Doch dann wendete sich das Blatt: Eine, die auf der Welpenliste vor ihr stand, hatte dem Züchter beim Abholen des
Welpen gesagt, dass der Hund in den Zwinger käme, um aufs Haus aufzupassen. Der Züchter ist vor Entsetzen fast ins Koma gefallen. Und meine Schwester um einen Platz vorgerückt. Einen entscheidenden Platz. Sie wollte einen Rüden, hat aber eine Hündin bekommen. »Passt besser zu Ihnen«, hat der Züchter entschieden. »Ich verteile die Welpen.« Wenn der wüsste. Birgit ist eine absolute Männerfrau. »Weniger Testosteron ist eigentlich immer besser«, habe ich sie damals getröstet.
Seitdem ist meine Schwester Hundebesitzerin und im Umgang mit dem Hund, den sie Athene getauft hat, fast besorgter als mit ihren Kindern Desdemona und Siegfried. Was einiges heißen will, denn Birgit macht auch ein ziemliches Geschiss um ihre Kinder.
Mit ihrem heutigen Anruf erinnert sie mich daran, dass ich heute als Hundesitterin zugesagt habe. »Du weißt, Andrea, wir müssen zu Kurts Mutter auf den Geburtstag. Athene schläft heute bei euch. Ich bringe sie dir gleich vorbei. Wie besprochen.« Verdammt, das hatte ich vergessen. Aber was soll’s. Auf einen mehr im Haus kommt es ja auch nicht an. Ich tue so, als wäre alles klar. »Ich warte schon auf euren Rassehund. Freu mich sehr«, schwindele ich ein wenig. Wenigstens Mark ist über den angekündigten Besuch hoch erfreut. Er liebt den Hund. Wenn wir bei meiner Schwester sind, hockt er stundenlang neben dem Tier und streichelt dran rum. Wenn sein Cousin es ihm erlaubt.
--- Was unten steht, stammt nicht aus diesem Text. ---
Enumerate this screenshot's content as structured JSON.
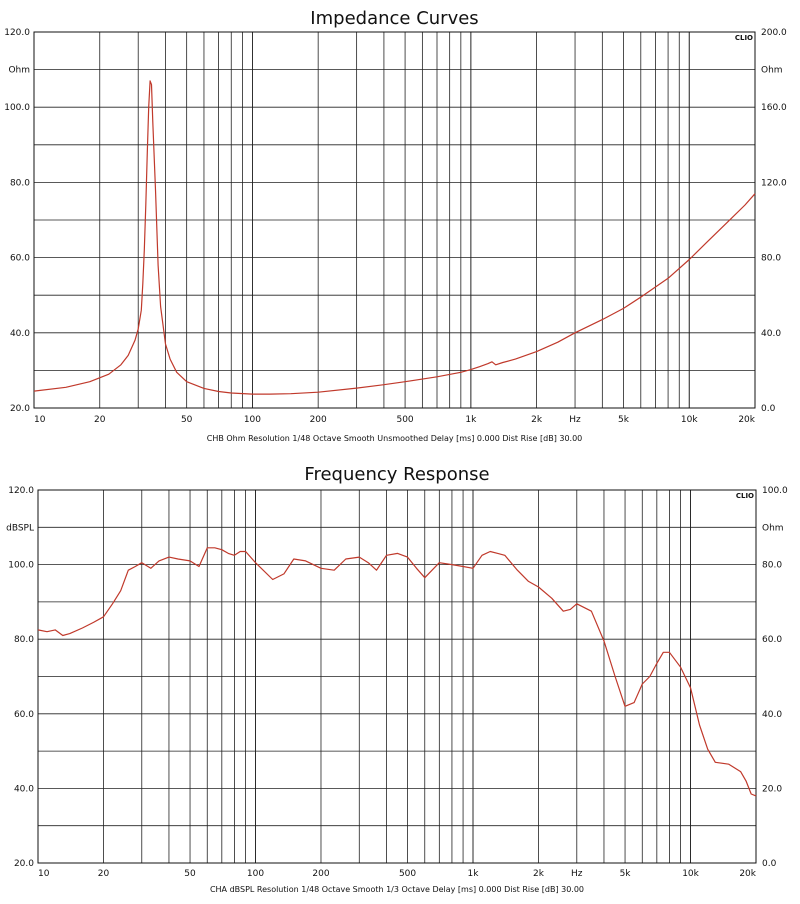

Einen Hund zu haben ist ein Top-Trumpf unter Kindern. Kommt wahnsinnig an und ist beim Angeben ungeschlagen. Dass der Hund ohne den strengen Mitbesitzer Siegfried kommt, findet Mark noch toller. Meine Freude hält sich in Grenzen. Der Hund ist nett, aber durchaus anspruchsvoll.
Und er haart immens, aber einen Tag werde ich schon überstehen.
Dann gehen Sigrid und ich heute Mittag eben ausgiebig Gassi. Man kann ja auch beim Spazierengehen reden. Und gleichzeitig was für die Figur tun. Nicht, dass Sigrid das nötig hätte, aber mir schadet Bewegung sicher nicht.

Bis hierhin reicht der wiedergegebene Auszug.